Lihatlah kenyataan berikut: vegetasi tanaman pantai mulai langka. Rumbia yang dulu biasa tumbuh rimbun dengan sagu-sagunya yang berguna di rawa pantai, kini mulai sulit ditemui. Sagu tak lagi jadi alternatif pangan, atap rumbia bukan lagi pilihan untuk rumah; bahkan pondok pun sekarang beratap seng. Padahal, lokasi sekitar pesisir membuat seng sangat panas, ditambah ancaman korosi (karat) oleh uap garam dari laut. Tapi toh atap rumbia yang secara ekonomis menghidupi banyak keluarga “tukang atu atok” mulai tak dilirik. Ini seiring hilang-lenyapnya rawa-rawa, sebagian mengering dangkal, sebagian ditimbun dijadikan pemukiman baru. Padahal, rawa-rawa merupakan semacam kawasan penyanggah antara pantai dengan daratan, di mana tumbuh subur vegetasi pesisir. Sekarang rawa-rawa mulai lenyap atau dilenyapkan.

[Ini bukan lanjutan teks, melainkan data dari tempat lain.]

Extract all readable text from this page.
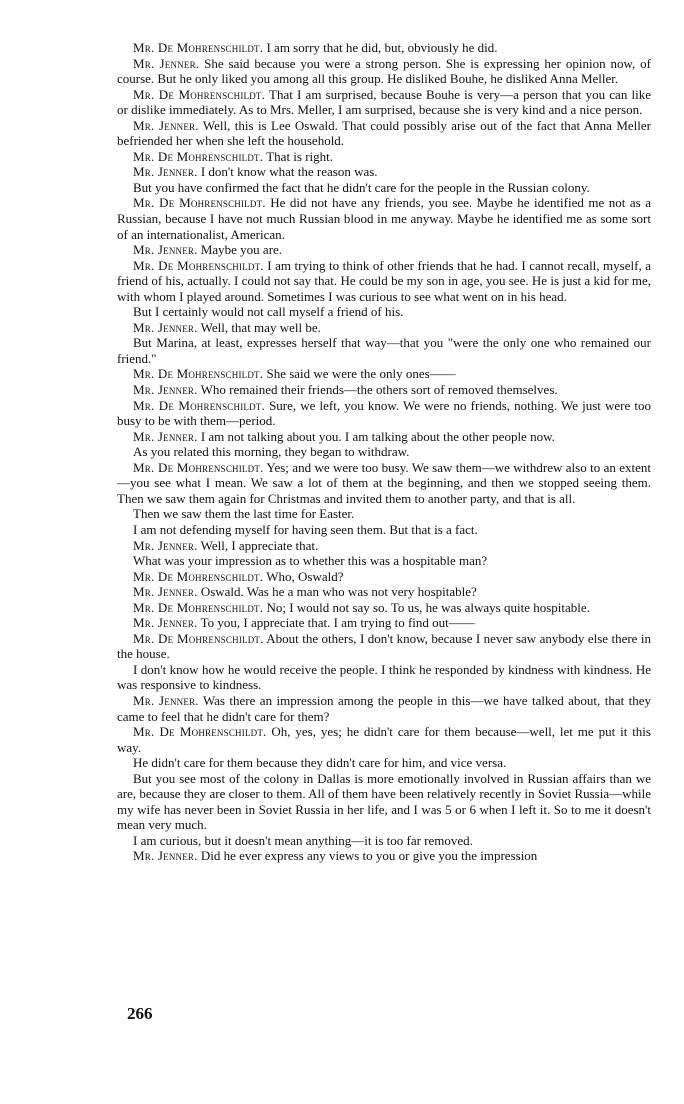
Mr. De Mohrenschildt. I am sorry that he did, but, obviously he did.

Mr. Jenner. She said because you were a strong person. She is expressing her opinion now, of course. But he only liked you among all this group. He disliked Bouhe, he disliked Anna Meller.

Mr. De Mohrenschildt. That I am surprised, because Bouhe is very—a person that you can like or dislike immediately. As to Mrs. Meller, I am surprised, because she is very kind and a nice person.

Mr. Jenner. Well, this is Lee Oswald. That could possibly arise out of the fact that Anna Meller befriended her when she left the household.

Mr. De Mohrenschildt. That is right.

Mr. Jenner. I don't know what the reason was.

But you have confirmed the fact that he didn't care for the people in the Russian colony.

Mr. De Mohrenschildt. He did not have any friends, you see. Maybe he identified me not as a Russian, because I have not much Russian blood in me anyway. Maybe he identified me as some sort of an internationalist, American.

Mr. Jenner. Maybe you are.

Mr. De Mohrenschildt. I am trying to think of other friends that he had. I cannot recall, myself, a friend of his, actually. I could not say that. He could be my son in age, you see. He is just a kid for me, with whom I played around. Sometimes I was curious to see what went on in his head.

But I certainly would not call myself a friend of his.

Mr. Jenner. Well, that may well be.

But Marina, at least, expresses herself that way—that you "were the only one who remained our friend."

Mr. De Mohrenschildt. She said we were the only ones——

Mr. Jenner. Who remained their friends—the others sort of removed themselves.

Mr. De Mohrenschildt. Sure, we left, you know. We were no friends, nothing. We just were too busy to be with them—period.

Mr. Jenner. I am not talking about you. I am talking about the other people now.

As you related this morning, they began to withdraw.

Mr. De Mohrenschildt. Yes; and we were too busy. We saw them—we withdrew also to an extent—you see what I mean. We saw a lot of them at the beginning, and then we stopped seeing them. Then we saw them again for Christmas and invited them to another party, and that is all.

Then we saw them the last time for Easter.

I am not defending myself for having seen them. But that is a fact.

Mr. Jenner. Well, I appreciate that.

What was your impression as to whether this was a hospitable man?

Mr. De Mohrenschildt. Who, Oswald?

Mr. Jenner. Oswald. Was he a man who was not very hospitable?

Mr. De Mohrenschildt. No; I would not say so. To us, he was always quite hospitable.

Mr. Jenner. To you, I appreciate that. I am trying to find out——

Mr. De Mohrenschildt. About the others, I don't know, because I never saw anybody else there in the house.

I don't know how he would receive the people. I think he responded by kindness with kindness. He was responsive to kindness.

Mr. Jenner. Was there an impression among the people in this—we have talked about, that they came to feel that he didn't care for them?

Mr. De Mohrenschildt. Oh, yes, yes; he didn't care for them because—well, let me put it this way.

He didn't care for them because they didn't care for him, and vice versa.

But you see most of the colony in Dallas is more emotionally involved in Russian affairs than we are, because they are closer to them. All of them have been relatively recently in Soviet Russia—while my wife has never been in Soviet Russia in her life, and I was 5 or 6 when I left it. So to me it doesn't mean very much.

I am curious, but it doesn't mean anything—it is too far removed.

Mr. Jenner. Did he ever express any views to you or give you the impression

266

Begitu pula di muara sungai, dulu kita dengan mudah menemukan kerimbunan pokok nipah yang buahnya enak dan daunnya bisa dijadikan rokok klobot. Sekarang, muara sungai boleh dikatakan tandus sebab kehilangan pokok nipah. Setali tiga uang, tanaman bakau di pantai dan laguna, juga berkurang baik karena tak dirawat maupun dijadikan kayu bakar. Tanpa upaya penanaman kembali. Bahkan semak-belukar seperti panai, pohon jarak dan kundi yang biasanya merimbuni pantai, di antara deretan pohon kelapa, kini pun sulit tersua.
Tengok pula kenyataan yang memiriskan hati bahwa sebagian dari alam tak luput tereksploitasi. Pantai Putih Kambang, misalnya, compang-camping karena pasirnya diperjualbelikan warga. Muara sungai besar juga dibiarkan dangkal oleh endapan tanpa ada upaya memperlebar/mengeruk. Beberapa bukit di pantai juga kerowak, misalnya Gunung Rajo di Surantih yang dulu diruntuh dan dipakai untuk memperluas Pelabuhan Teluk Bayur. Bukit lain yang potensial banyak dipakai untuk perkebunan dan berladang. Tak salah mengolah lahan tersebut, tapi perhatikan kondisi yang mengancam.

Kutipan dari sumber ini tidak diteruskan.